No se trata de la única guerra de la que no queda memoria. El inicio del siglo XX y, sobre todo, el período entre las dos Guerras Mundiales, ofreció eso que Martha Crenshaw llamaba una “cultura de la violencia”, un caldo de cultivo ideal para el terrorismo anarquista. Sin embargo, este período carece de estudios serios y el propio Bach Jensen no ha contribuido en mucho a ello. Frente a la detallada biografía de algunos de los terroristas más famosos del siglo XIX, apenas si se menciona el nombre de los del siglo XX. De hecho, vemos pasar ante nuestros ojos y sin muchas explicaciones, un apresurado resumen de magnicidios, bombas y robos que deja lo ocurrido en el siglo anterior al nivel de incidentes menores.

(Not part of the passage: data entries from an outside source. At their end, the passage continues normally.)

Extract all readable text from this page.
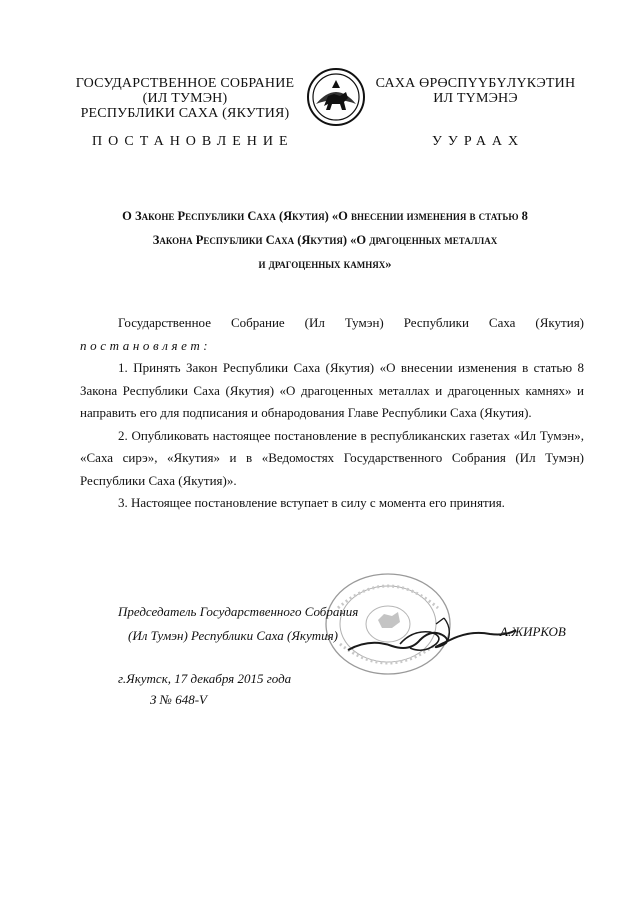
ГОСУДАРСТВЕННОЕ СОБРАНИЕ
(ИЛ ТУМЭН)
РЕСПУБЛИКИ САХА (ЯКУТИЯ)
САХА ӨРӨСПҮҮБҮЛҮКЭТИН
ИЛ ТҮМЭНЭ
ПОСТАНОВЛЕНИЕ	УУРААХ
О Законе Республики Саха (Якутия) «О внесении изменения в статью 8
Закона Республики Саха (Якутия) «О драгоценных металлах
и драгоценных камнях»

Государственное Собрание (Ил Тумэн) Республики Саха (Якутия)

постановляет:

1. Принять Закон Республики Саха (Якутия) «О внесении изменения в статью 8 Закона Республики Саха (Якутия) «О драгоценных металлах и драгоценных камнях» и направить его для подписания и обнародования Главе Республики Саха (Якутия).

2. Опубликовать настоящее постановление в республиканских газетах «Ил Тумэн», «Саха сирэ», «Якутия» и в «Ведомостях Государственного Собрания (Ил Тумэн) Республики Саха (Якутия)».

3. Настоящее постановление вступает в силу с момента его принятия.

Председатель Государственного Собрания
(Ил Тумэн) Республики Саха (Якутия)	А.ЖИРКОВ
г.Якутск, 17 декабря 2015 года
З № 648-V
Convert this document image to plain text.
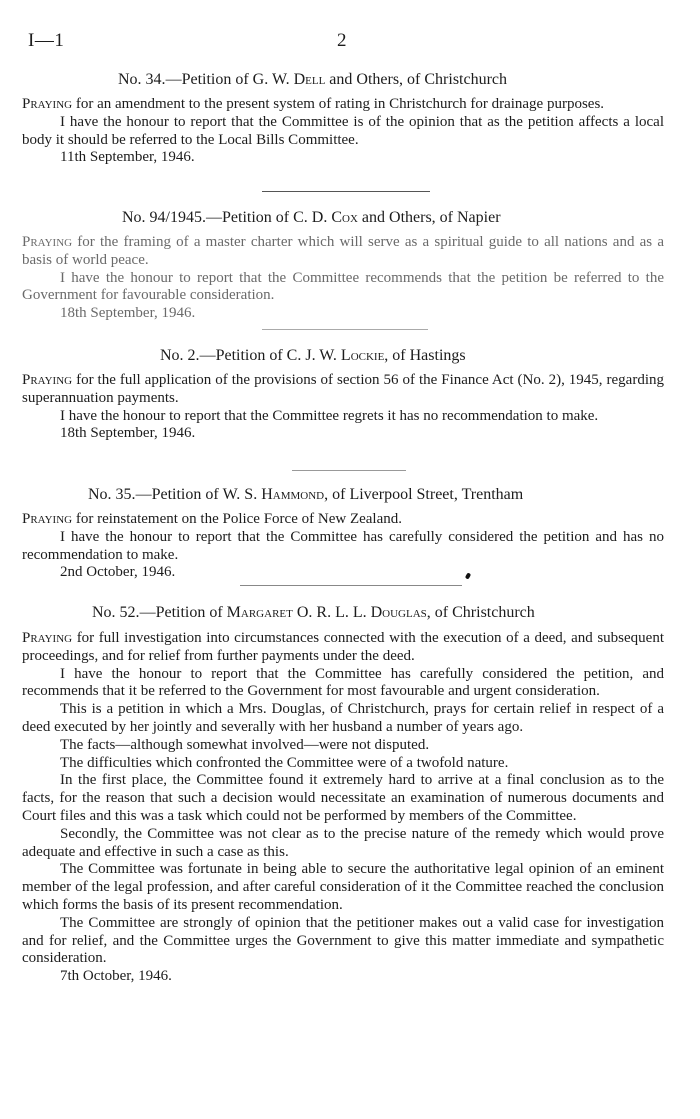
I—1	2
No. 34.—Petition of G. W. Dell and Others, of Christchurch

Praying for an amendment to the present system of rating in Christchurch for drainage purposes.

I have the honour to report that the Committee is of the opinion that as the petition affects a local body it should be referred to the Local Bills Committee.

11th September, 1946.
No. 94/1945.—Petition of C. D. Cox and Others, of Napier

Praying for the framing of a master charter which will serve as a spiritual guide to all nations and as a basis of world peace.

I have the honour to report that the Committee recommends that the petition be referred to the Government for favourable consideration.

18th September, 1946.
No. 2.—Petition of C. J. W. Lockie, of Hastings

Praying for the full application of the provisions of section 56 of the Finance Act (No. 2), 1945, regarding superannuation payments.

I have the honour to report that the Committee regrets it has no recommendation to make.

18th September, 1946.
No. 35.—Petition of W. S. Hammond, of Liverpool Street, Trentham

Praying for reinstatement on the Police Force of New Zealand.

I have the honour to report that the Committee has carefully considered the petition and has no recommendation to make.

2nd October, 1946.
No. 52.—Petition of Margaret O. R. L. L. Douglas, of Christchurch

Praying for full investigation into circumstances connected with the execution of a deed, and subsequent proceedings, and for relief from further payments under the deed.

I have the honour to report that the Committee has carefully considered the petition, and recommends that it be referred to the Government for most favourable and urgent consideration.

This is a petition in which a Mrs. Douglas, of Christchurch, prays for certain relief in respect of a deed executed by her jointly and severally with her husband a number of years ago.

The facts—although somewhat involved—were not disputed.

The difficulties which confronted the Committee were of a twofold nature.

In the first place, the Committee found it extremely hard to arrive at a final conclusion as to the facts, for the reason that such a decision would necessitate an examination of numerous documents and Court files and this was a task which could not be performed by members of the Committee.

Secondly, the Committee was not clear as to the precise nature of the remedy which would prove adequate and effective in such a case as this.

The Committee was fortunate in being able to secure the authoritative legal opinion of an eminent member of the legal profession, and after careful consideration of it the Committee reached the conclusion which forms the basis of its present recommendation.

The Committee are strongly of opinion that the petitioner makes out a valid case for investigation and for relief, and the Committee urges the Government to give this matter immediate and sympathetic consideration.

7th October, 1946.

Tampoco ha querido Bach Jensen pronunciarse claramente sobre una cuestión que él mismo insinúa en su libro, los paralelismos entre terrorismo anarquista e islamista. En mi opinión, este tema merece varias matizaciones. Para empezar sigo manteniendo hoy lo que escribí hace más de una década, a saber, que todos los movimientos terroristas obedecen a una serie de patrones comunes con independencia de su origen, ideología o fines que dicen perseguir. Por otra parte, me parece que a este paralelismo en concreto se lo ha enfocado erróneamente casi cada vez que se lo ha tratado. Ersel Aydinli, por ejemplo, en un estudio aparecido el mismo año 2016, (Violent Non-State Actors. From Anarchists to Jihadists, Routledge), acaba estableciendo una semejanza entre ambos en cuatro de doce parámetros, pero lo hace partiendo de un marco teórico que no permite diferenciar entre “anarquismo” y “terrorismo anarquista” y pasando por alto cosas como la existencia de agentes provocadores infiltrados por la policía en dicho movimiento. En definitiva, algo que señalaba Bach Jensen en un artículo posterior, la única manera de saber si podemos aprender de las causas, consecuencias y medidas adoptadas contra el terrorismo anarquista del XIX para aplicarlas a los “nuevos” terrorismos, pasa por la realización de estudios que no se hallen en manos de especialistas en este o aquel terrorismo, gente que tenga una visión amplia, que busque estructuras explicativas, isomorfismos, que, en lugar de preguntar “¿cómo?” pregunte “¿por qué esto y no cualquier otra cosa?”